Поскольку на данном отрезке нашего повествования мы ненадолго отступаем от животных реальных в сторону животных сновиденческих, следует сделать следующее немаловажное замечание: сновидение предоставляет нам возможность не только общаться с животными, но и превращаться в них, быть ими. Так от века поступали герои сказок, а сновидец по самой природе своей является сказочным персонажем.

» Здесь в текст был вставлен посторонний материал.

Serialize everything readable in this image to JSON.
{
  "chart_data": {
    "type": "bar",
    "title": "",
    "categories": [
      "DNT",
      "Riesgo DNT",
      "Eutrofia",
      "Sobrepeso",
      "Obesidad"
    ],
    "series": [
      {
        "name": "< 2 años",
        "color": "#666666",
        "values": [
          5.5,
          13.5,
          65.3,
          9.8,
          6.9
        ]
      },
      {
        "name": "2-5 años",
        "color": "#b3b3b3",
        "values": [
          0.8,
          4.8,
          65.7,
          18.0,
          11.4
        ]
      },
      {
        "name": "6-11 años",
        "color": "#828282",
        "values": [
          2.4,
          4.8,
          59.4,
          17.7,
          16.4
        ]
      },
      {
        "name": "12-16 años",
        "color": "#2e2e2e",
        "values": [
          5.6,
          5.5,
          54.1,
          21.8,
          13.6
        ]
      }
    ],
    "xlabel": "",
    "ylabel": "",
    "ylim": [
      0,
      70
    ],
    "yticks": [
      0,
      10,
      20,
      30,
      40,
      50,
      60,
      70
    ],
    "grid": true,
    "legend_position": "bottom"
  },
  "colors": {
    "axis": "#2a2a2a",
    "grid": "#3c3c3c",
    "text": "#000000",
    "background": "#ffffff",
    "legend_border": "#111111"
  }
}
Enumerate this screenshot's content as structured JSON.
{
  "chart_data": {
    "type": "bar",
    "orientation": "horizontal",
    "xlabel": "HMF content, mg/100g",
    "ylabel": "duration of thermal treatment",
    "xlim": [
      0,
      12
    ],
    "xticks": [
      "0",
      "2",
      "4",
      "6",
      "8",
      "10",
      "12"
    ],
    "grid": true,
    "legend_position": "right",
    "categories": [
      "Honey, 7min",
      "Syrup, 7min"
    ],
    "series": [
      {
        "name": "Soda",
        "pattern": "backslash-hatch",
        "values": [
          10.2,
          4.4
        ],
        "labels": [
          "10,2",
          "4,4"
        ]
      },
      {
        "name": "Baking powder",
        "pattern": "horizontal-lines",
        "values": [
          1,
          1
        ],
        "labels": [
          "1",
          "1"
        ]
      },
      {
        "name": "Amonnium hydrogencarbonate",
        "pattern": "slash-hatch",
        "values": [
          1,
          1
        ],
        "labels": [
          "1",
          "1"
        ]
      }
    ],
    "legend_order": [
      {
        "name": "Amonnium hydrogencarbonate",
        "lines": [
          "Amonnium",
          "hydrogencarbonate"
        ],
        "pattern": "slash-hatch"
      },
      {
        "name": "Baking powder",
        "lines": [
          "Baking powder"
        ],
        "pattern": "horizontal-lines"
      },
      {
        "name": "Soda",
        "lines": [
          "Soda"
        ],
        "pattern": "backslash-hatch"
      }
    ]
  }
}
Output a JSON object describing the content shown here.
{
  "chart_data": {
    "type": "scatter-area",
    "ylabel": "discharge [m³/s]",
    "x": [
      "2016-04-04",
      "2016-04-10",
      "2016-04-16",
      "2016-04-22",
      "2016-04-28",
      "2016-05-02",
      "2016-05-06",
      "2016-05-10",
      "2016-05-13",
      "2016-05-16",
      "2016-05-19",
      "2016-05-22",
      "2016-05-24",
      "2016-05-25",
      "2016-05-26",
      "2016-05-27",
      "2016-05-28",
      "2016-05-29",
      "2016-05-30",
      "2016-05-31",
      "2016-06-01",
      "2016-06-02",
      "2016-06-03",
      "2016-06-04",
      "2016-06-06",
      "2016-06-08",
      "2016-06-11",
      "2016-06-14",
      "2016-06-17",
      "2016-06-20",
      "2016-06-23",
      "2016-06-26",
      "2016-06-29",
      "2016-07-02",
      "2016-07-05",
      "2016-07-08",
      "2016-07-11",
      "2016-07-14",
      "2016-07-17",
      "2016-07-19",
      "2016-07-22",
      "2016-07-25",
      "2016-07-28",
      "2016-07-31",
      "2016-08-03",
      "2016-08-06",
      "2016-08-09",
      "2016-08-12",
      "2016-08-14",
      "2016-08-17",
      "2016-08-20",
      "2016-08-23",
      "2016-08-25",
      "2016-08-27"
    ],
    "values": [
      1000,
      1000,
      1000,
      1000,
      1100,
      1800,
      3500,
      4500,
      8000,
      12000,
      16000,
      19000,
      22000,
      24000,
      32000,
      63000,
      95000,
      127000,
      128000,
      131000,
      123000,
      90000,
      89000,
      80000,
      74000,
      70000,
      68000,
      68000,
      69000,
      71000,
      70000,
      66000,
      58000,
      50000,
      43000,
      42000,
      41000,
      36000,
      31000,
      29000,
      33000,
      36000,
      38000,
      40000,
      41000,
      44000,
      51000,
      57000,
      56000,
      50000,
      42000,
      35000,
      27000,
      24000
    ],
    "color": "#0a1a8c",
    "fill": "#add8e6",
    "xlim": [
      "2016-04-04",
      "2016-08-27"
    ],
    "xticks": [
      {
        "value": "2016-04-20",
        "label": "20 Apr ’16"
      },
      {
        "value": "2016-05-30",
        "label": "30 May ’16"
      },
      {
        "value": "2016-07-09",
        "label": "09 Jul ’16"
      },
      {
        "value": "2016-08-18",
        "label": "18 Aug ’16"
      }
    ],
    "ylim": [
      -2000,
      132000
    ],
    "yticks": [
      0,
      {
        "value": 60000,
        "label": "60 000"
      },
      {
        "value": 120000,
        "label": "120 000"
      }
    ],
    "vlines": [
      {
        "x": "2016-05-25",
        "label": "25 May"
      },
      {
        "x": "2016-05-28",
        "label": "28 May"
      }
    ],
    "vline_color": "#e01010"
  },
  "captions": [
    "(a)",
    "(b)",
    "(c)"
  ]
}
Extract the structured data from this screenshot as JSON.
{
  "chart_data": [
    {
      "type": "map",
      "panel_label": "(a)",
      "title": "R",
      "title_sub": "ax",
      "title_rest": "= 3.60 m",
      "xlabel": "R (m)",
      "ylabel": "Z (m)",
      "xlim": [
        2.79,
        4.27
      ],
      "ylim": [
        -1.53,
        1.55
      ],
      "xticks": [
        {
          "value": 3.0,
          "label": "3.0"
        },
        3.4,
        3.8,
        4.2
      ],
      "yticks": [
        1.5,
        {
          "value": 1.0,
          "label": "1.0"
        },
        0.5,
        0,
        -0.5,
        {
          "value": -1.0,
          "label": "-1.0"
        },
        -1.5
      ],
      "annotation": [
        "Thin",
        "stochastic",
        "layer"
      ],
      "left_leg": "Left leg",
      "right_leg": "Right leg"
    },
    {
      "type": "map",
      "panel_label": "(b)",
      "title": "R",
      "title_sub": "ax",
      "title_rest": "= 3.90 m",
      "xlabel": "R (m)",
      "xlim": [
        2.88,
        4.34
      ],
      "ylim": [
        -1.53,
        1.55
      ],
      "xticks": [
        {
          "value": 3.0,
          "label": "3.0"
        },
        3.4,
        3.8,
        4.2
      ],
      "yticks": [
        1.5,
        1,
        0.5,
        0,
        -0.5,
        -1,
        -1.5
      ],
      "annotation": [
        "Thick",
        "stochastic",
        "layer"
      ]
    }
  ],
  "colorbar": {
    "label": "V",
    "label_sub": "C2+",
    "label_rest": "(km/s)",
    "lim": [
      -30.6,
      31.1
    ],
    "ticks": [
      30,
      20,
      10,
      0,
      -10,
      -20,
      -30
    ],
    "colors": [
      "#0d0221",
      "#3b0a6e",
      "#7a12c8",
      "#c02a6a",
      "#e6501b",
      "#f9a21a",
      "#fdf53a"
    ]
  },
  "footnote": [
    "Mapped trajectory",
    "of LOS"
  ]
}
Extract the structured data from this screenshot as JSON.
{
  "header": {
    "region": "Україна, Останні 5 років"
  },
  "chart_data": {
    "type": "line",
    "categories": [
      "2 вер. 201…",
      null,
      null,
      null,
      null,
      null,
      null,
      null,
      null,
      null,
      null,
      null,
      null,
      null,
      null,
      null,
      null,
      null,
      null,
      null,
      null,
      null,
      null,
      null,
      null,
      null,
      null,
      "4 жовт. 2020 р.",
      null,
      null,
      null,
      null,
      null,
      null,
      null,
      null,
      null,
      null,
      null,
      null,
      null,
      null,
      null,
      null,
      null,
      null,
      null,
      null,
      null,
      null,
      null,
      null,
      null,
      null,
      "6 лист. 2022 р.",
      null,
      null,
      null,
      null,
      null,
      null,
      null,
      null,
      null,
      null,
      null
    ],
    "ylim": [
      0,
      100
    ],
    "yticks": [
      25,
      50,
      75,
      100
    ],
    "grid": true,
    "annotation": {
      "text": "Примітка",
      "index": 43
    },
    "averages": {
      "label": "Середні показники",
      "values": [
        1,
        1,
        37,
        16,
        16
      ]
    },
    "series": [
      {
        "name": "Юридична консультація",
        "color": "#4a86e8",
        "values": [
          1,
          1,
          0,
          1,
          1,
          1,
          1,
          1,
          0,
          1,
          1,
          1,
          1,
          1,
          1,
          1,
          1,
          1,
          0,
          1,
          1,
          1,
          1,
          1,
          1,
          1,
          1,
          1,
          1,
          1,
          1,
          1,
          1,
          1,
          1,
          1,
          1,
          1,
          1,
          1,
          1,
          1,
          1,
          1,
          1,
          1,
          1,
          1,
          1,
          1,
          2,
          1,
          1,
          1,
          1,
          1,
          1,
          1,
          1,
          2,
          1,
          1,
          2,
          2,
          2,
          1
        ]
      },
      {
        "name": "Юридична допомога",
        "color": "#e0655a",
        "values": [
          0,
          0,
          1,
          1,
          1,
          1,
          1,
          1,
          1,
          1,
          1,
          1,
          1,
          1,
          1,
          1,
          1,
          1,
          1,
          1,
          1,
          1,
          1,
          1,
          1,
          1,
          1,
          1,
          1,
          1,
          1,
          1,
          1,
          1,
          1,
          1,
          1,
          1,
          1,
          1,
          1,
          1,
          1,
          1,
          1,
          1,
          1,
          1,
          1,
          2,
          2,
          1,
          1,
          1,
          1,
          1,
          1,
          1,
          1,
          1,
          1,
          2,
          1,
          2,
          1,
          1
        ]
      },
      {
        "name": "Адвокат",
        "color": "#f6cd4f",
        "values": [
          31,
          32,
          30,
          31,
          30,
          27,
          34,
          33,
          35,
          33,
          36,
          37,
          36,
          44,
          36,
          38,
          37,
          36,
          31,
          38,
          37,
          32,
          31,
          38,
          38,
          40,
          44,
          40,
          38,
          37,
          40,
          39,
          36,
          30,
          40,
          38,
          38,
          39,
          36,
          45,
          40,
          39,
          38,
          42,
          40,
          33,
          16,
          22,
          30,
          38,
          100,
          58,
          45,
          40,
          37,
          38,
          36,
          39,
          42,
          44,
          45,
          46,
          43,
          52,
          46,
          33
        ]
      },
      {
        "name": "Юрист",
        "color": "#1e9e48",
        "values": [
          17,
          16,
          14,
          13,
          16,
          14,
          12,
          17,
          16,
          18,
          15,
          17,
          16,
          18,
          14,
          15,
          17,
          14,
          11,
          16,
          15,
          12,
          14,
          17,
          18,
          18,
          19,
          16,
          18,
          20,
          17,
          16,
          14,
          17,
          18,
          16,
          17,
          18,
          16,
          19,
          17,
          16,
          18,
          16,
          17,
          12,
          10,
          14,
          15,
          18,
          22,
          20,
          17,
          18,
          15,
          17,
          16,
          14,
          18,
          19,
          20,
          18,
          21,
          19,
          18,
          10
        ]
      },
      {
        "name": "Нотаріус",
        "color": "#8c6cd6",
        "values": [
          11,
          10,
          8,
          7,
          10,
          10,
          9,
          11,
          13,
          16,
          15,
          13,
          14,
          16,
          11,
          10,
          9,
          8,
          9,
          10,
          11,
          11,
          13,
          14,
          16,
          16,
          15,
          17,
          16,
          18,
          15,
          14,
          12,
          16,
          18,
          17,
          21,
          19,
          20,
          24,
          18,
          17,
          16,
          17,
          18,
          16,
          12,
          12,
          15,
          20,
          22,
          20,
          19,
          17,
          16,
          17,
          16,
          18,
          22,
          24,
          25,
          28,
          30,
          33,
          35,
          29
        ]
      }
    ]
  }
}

Возвращаюсь к сновидению о лавине живых белых хомяков, затопляющей собою семнадцатиэтажный дом. Я собираюсь вплести в ткань данного романа (причем вплести грубовато, прямолинейно, без какой-либо филигранности) два письма, посланные мною из Праги летом 1983 года. В одном из этих писем описывается парк, затопленный морем живых белых мышей. Такого рода фантазмы или же такого рода сновидения относятся к категории реликтовых, они (надо полагать) инсценируют воспоминания о наиболее ранних фазах эволюции нашего организма. Они напоминают нам о тех баснословных временах, когда в качестве веселых сперматозоидов (подвижных, белоснежных и невинных) влеклись мы в толпе наших столь же белоснежных и беспечных соратников к неведомой цели – к цели, о которой нам недосуг было помыслить в те сакральные, белоснежные мгновения.
Но не кажется ли вам, что вся эта распространяющаяся во все стороны белоснежность требует, в качестве уравновешивающего элемента, некоего пятна интенсивного цвета? Пусть это будет синий. Глубокий, яркий, синий цвет.